A letra, sem a menor contestação, é a de Lady Hamilton e a familiaridade com seu estilo literário compensa qualquer lacuna provocada pela falta de certas palavras. A inscrição, antes de mutilada, era a seguinte:

"This portrait of Emma Hamilton was in all the Battles with the virtuous gallant and heroic Nelson. He called it His Guardian Angel; and thought he could no be victorious if he did not see it in the midst of Battle. He used to say under his Banner. I grieve (ou lament) the fatal 21 st of October when he gloriously fell and ordered Captain Hardy to bring it to me"

O retrato, portanto, possui dois grandes interesses sob o ponto de vista histórico. Antes de tudo, vem a ser uma das mais adoradas relíquias do homem admirável que livrou toda a Humanidade do gênio agressivo de Napoleão; uma relíquia para ser guardada como valioso tesouro por todos, porque era, para Nelson, o seus maior tesouro , capaz de refletir com a fidelidade de um espelho, aquela que amou tão apaixonadamente, sua adorada Emma!

Há ainda o segundo interesse, igualmente vital. Como a vasta maioria das biografias de Emma Hamilton aceitam como autentica a crônica escandalosa, pela qual um vil e anônimo caluniador a descreveu insidiosamente numa obra intitulada "The Memoirs of Emma Lady Hamilton", a imagem de Lady Hamilton, em 1805, que os artistas executaram segundo a própria imaginação, persistiu nesse aspecto, igualmente faccioso: as poses teatrais e inexpressivas, embora clássicas, de Romney ou a maliciosa e felina expressão de St. George. Quando Emma posou para Romney era apenas uma adolescente de dezessete anos, com talentos histriônicos bem acentuados e que o artista descobriu e procurou destacar.

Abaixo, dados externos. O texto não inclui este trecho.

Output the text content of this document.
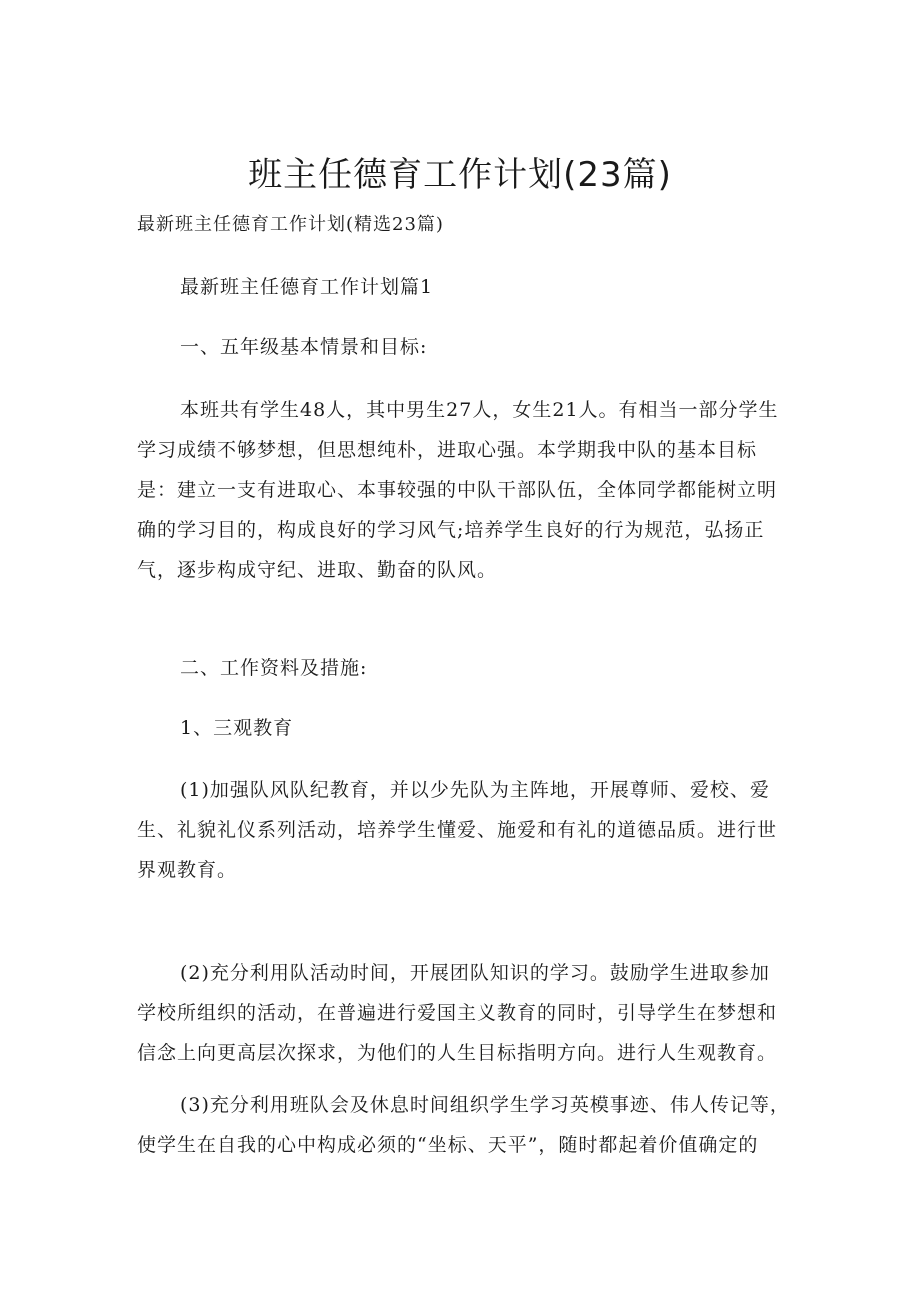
班主任德育工作计划(23篇)
最新班主任德育工作计划(精选23篇)
最新班主任德育工作计划篇1
一、五年级基本情景和目标:
本班共有学生48人，其中男生27人，女生21人。有相当一部分学生
学习成绩不够梦想，但思想纯朴，进取心强。本学期我中队的基本目标
是：建立一支有进取心、本事较强的中队干部队伍，全体同学都能树立明
确的学习目的，构成良好的学习风气;培养学生良好的行为规范，弘扬正
气，逐步构成守纪、进取、勤奋的队风。
二、工作资料及措施:
1、三观教育
(1)加强队风队纪教育，并以少先队为主阵地，开展尊师、爱校、爱
生、礼貌礼仪系列活动，培养学生懂爱、施爱和有礼的道德品质。进行世
界观教育。
(2)充分利用队活动时间，开展团队知识的学习。鼓励学生进取参加
学校所组织的活动，在普遍进行爱国主义教育的同时，引导学生在梦想和
信念上向更高层次探求，为他们的人生目标指明方向。进行人生观教育。
(3)充分利用班队会及休息时间组织学生学习英模事迹、伟人传记等，
使学生在自我的心中构成必须的“坐标、天平”，随时都起着价值确定的
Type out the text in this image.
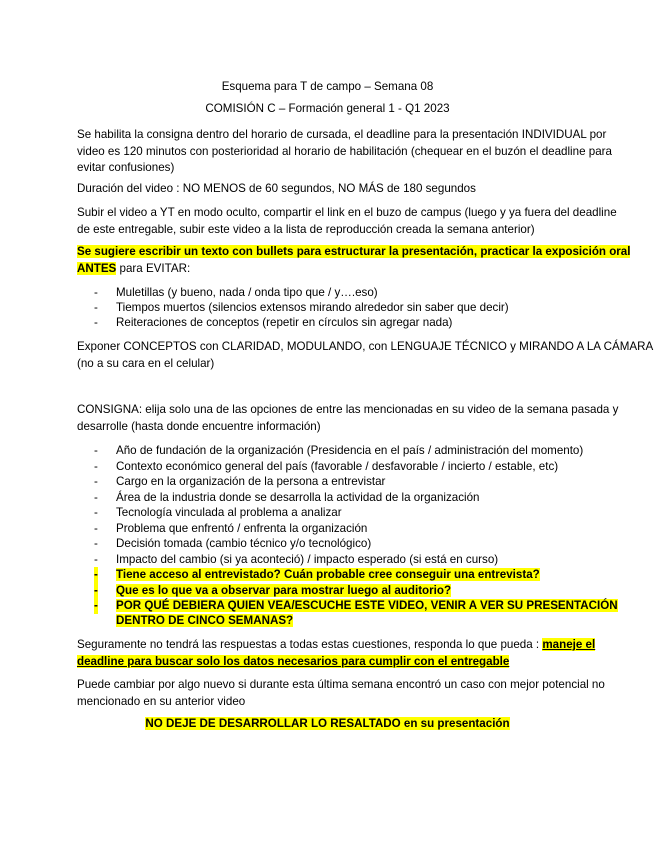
Esquema para T de campo – Semana 08
COMISIÓN C – Formación general 1 - Q1 2023
Se habilita la consigna dentro del horario de cursada, el deadline para la presentación INDIVIDUAL por
video es 120 minutos con posterioridad al horario de habilitación (chequear en el buzón el deadline para
evitar confusiones)
Duración del video : NO MENOS de 60 segundos, NO MÁS de 180 segundos
Subir el video a YT en modo oculto, compartir el link en el buzo de campus (luego y ya fuera del deadline
de este entregable, subir este video a la lista de reproducción creada la semana anterior)
Se sugiere escribir un texto con bullets para estructurar la presentación, practicar la exposición oral
ANTES para EVITAR:
- Muletillas (y bueno, nada / onda tipo que / y….eso)
- Tiempos muertos (silencios extensos mirando alrededor sin saber que decir)
- Reiteraciones de conceptos (repetir en círculos sin agregar nada)
Exponer CONCEPTOS con CLARIDAD, MODULANDO, con LENGUAJE TÉCNICO y MIRANDO A LA CÁMARA
(no a su cara en el celular)
CONSIGNA: elija solo una de las opciones de entre las mencionadas en su video de la semana pasada y
desarrolle (hasta donde encuentre información)
- Año de fundación de la organización (Presidencia en el país / administración del momento)
- Contexto económico general del país (favorable / desfavorable / incierto / estable, etc)
- Cargo en la organización de la persona a entrevistar
- Área de la industria donde se desarrolla la actividad de la organización
- Tecnología vinculada al problema a analizar
- Problema que enfrentó / enfrenta la organización
- Decisión tomada (cambio técnico y/o tecnológico)
- Impacto del cambio (si ya aconteció) / impacto esperado (si está en curso)
- Tiene acceso al entrevistado? Cuán probable cree conseguir una entrevista?
- Que es lo que va a observar para mostrar luego al auditorio?
- POR QUÉ DEBIERA QUIEN VEA/ESCUCHE ESTE VIDEO, VENIR A VER SU PRESENTACIÓN
DENTRO DE CINCO SEMANAS?
Seguramente no tendrá las respuestas a todas estas cuestiones, responda lo que pueda : maneje el
deadline para buscar solo los datos necesarios para cumplir con el entregable
Puede cambiar por algo nuevo si durante esta última semana encontró un caso con mejor potencial no
mencionado en su anterior video
NO DEJE DE DESARROLLAR LO RESALTADO en su presentación
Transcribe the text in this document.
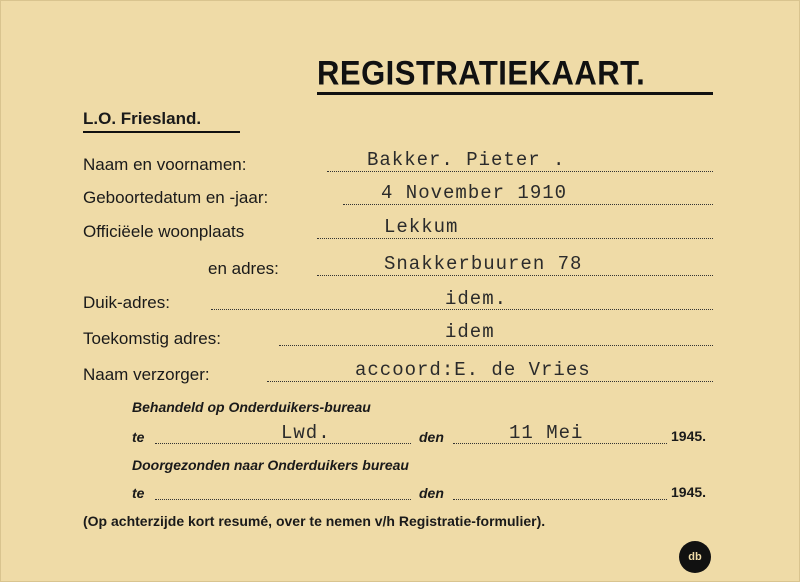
REGISTRATIEKAART.
L.O. Friesland.
Naam en voornamen:	Bakker. Pieter .
Geboortedatum en -jaar:	4 November 1910
Officiëele woonplaats	Lekkum
en adres:	Snakkerbuuren 78
Duik-adres:	idem.
Toekomstig adres:	idem
Naam verzorger:	accoord:E. de Vries
Behandeld op Onderduikers-bureau
te	Lwd.	den	11 Mei	1945.
Doorgezonden naar Onderduikers bureau
te	den	1945.
(Op achterzijde kort resumé, over te nemen v/h Registratie-formulier).
db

Quando Nelson, seriamente ferido na cabeça, na Batalha do Nilo,aceitou a hospitalidade do embaixador britânico em Nápoles, a esposa do embaixador tinha o dobro daquela idade. É ridículo supor que ela tivesse conservado o mesmo semblante do trabalho de Romney, no qual o gênio de Romney desempenhou importantíssimo papel.

Entre Romney e Schmidt existe essa imensa distancia que separa o gênio da mediocridade. Schmidt - segundo prova o retrato de Nelson, pintado cuidadosamente - nos dá uma verdadeira visão de Lady Hamilton, essa mesma aparência que encantou e cativou Nelson.

Felizmente é sentimento natural dos britânicos detestar a injustiça. E, talvez esse retrato, agora melhor interpretado, possa enterrar de uma vez por todas, as mentiras odiosas da "Memoirs of Emma, Lady Hamilton" e, no futuro, dar a merecida posição a essa admirável patriota, para quem Nelson, moribundo, em palavras entrecortadas de gemidos, implorou a amizade e a proteção de seus patrícios; a pobre mulher sem amigos, que - para detrimento da honra nacional, segundo escreveu sir Geoffrey Callender - tudo sofreu de seu Governo e de seus concidadãos ... o desprezo, o exílio, a penúria e a morte.

Fonte:- Almanaque "Eu Sei Tudo", dezembro de 1943.